## Brownian Motion: Expectation and Variance

Consider the stochastic differential equation,

$\displaystyle dS_t = \mu S_tdt + \sigma S_tdW_t$, for all $\displaystyle t \in [0, T]$,

where $\displaystyle \{W_t\}_{t\geq0}$ is a standard Brownian motion, $\displaystyle \mu, \sigma$ and $\displaystyle S_0$ are positive constants. Derive the unique solution to the above SDE . Calculate $\displaystyle \mathbb{E}[S_t]$ and $\displaystyle Var[S_t]$.

Skipping working the unique solution is...

$\displaystyle S_t = S_0e^{(\mu - \tfrac{\sigma^2}{2})t - \sigma W_t}$.

Now to find the expectation and variance. I've realized that a lot of the things I do I do because I have seen them in lectures or done them in other questions but I now realize I have no idea why they are true.

$\displaystyle \mathbb{E}[S_t] = \mathbb{E}[S_0e^{(\mu - \tfrac{\sigma^2}{2})t - \sigma W_t}] = S_0e^{\mu t}\mathbb{E}[e^{-\tfrac{\sigma^2}{2}t - \sigma W_t}]$ $\displaystyle =S_0\mu$. Now why is that last step true?

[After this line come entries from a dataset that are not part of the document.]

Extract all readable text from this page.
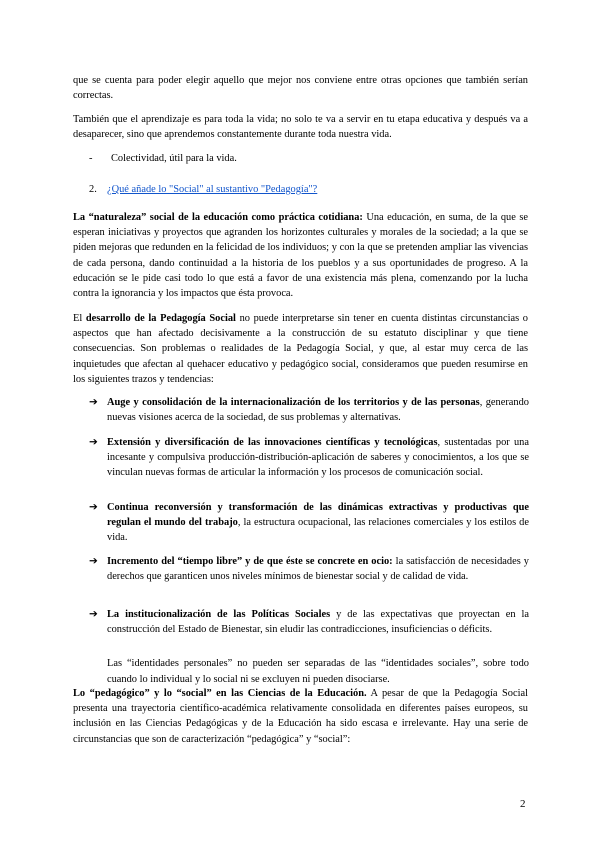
que se cuenta para poder elegir aquello que mejor nos conviene entre otras opciones que también serían correctas.

También que el aprendizaje es para toda la vida; no solo te va a servir en tu etapa educativa y después va a desaparecer, sino que aprendemos constantemente durante toda nuestra vida.

- Colectividad, útil para la vida.
2. ¿Qué añade lo "Social" al sustantivo "Pedagogía"?

La “naturaleza” social de la educación como práctica cotidiana: Una educación, en suma, de la que se esperan iniciativas y proyectos que agranden los horizontes culturales y morales de la sociedad; a la que se piden mejoras que redunden en la felicidad de los individuos; y con la que se pretenden ampliar las vivencias de cada persona, dando continuidad a la historia de los pueblos y a sus oportunidades de progreso. A la educación se le pide casi todo lo que está a favor de una existencia más plena, comenzando por la lucha contra la ignorancia y los impactos que ésta provoca.

El desarrollo de la Pedagogía Social no puede interpretarse sin tener en cuenta distintas circunstancias o aspectos que han afectado decisivamente a la construcción de su estatuto disciplinar y que tiene consecuencias. Son problemas o realidades de la Pedagogía Social, y que, al estar muy cerca de las inquietudes que afectan al quehacer educativo y pedagógico social, consideramos que pueden resumirse en los siguientes trazos y tendencias:

➔ Auge y consolidación de la internacionalización de los territorios y de las personas, generando nuevas visiones acerca de la sociedad, de sus problemas y alternativas.
➔ Extensión y diversificación de las innovaciones científicas y tecnológicas, sustentadas por una incesante y compulsiva producción-distribución-aplicación de saberes y conocimientos, a los que se vinculan nuevas formas de articular la información y los procesos de comunicación social.
➔ Continua reconversión y transformación de las dinámicas extractivas y productivas que regulan el mundo del trabajo, la estructura ocupacional, las relaciones comerciales y los estilos de vida.
➔ Incremento del “tiempo libre” y de que éste se concrete en ocio: la satisfacción de necesidades y derechos que garanticen unos niveles mínimos de bienestar social y de calidad de vida.
➔ La institucionalización de las Políticas Sociales y de las expectativas que proyectan en la construcción del Estado de Bienestar, sin eludir las contradicciones, insuficiencias o déficits.

Las “identidades personales” no pueden ser separadas de las “identidades sociales”, sobre todo cuando lo individual y lo social ni se excluyen ni pueden disociarse.

Lo “pedagógico” y lo “social” en las Ciencias de la Educación. A pesar de que la Pedagogía Social presenta una trayectoria científico-académica relativamente consolidada en diferentes países europeos, su inclusión en las Ciencias Pedagógicas y de la Educación ha sido escasa e irrelevante. Hay una serie de circunstancias que son de caracterización “pedagógica” y “social”:

2
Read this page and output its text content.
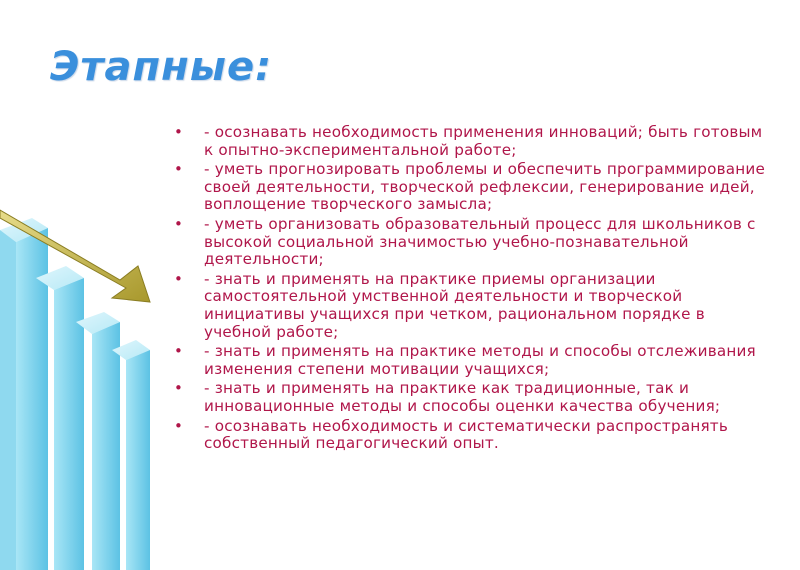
Этапные:
• - осознавать необходимость применения инноваций; быть готовым к опытно-экспериментальной работе;
• - уметь прогнозировать проблемы и обеспечить программирование своей деятельности, творческой рефлексии, генерирование идей, воплощение творческого замысла;
• - уметь организовать образовательный процесс для школьников с высокой социальной значимостью учебно-познавательной деятельности;
• - знать и применять на практике приемы организации самостоятельной умственной деятельности и творческой инициативы учащихся при четком, рациональном порядке в учебной работе;
• - знать и применять на практике методы и способы отслеживания изменения степени мотивации учащихся;
• - знать и применять на практике как традиционные, так и инновационные методы и способы оценки качества обучения;
• - осознавать необходимость и систематически распространять собственный педагогический опыт.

My guess is something to do with...

$\displaystyle \mathbb{E}[W_t] = 0$

But I don't know what to do with the $\displaystyle \sigma$ although I assume that it eventually comes out to be $\displaystyle e^0 = 1$.

Now the variance...

The way my lecturer does it is to calculate $\displaystyle Var[S_t] = \mathbb{E}[(S_t - \mathbb{E}[S_t])^2]$ but I always calculate $\displaystyle \mathbb{E}[S_t^2]$ instead then do the usual subtraction of $\displaystyle (\mathbb{E}[S_t])^2$.

So, I get...

$\displaystyle \mathbb{E}[S_t^2] = \mathbb{E}[S_0^2e^{2(\mu - \tfrac{\sigma^2}{2})t + 2 \sigma W_t}]$.

$\displaystyle = S_0^2 e^{2\mu t}\mathbb{E}[e^{-\sigma^2 t + 2 \sigma W_t}]$ but now I am not sure how to justify the next step.

$\displaystyle = S_0^2 e^{2\mu t}e^{-\sigma^2 t}$ (actually should that be $\displaystyle e^{\sigma^2 t}$..?!?)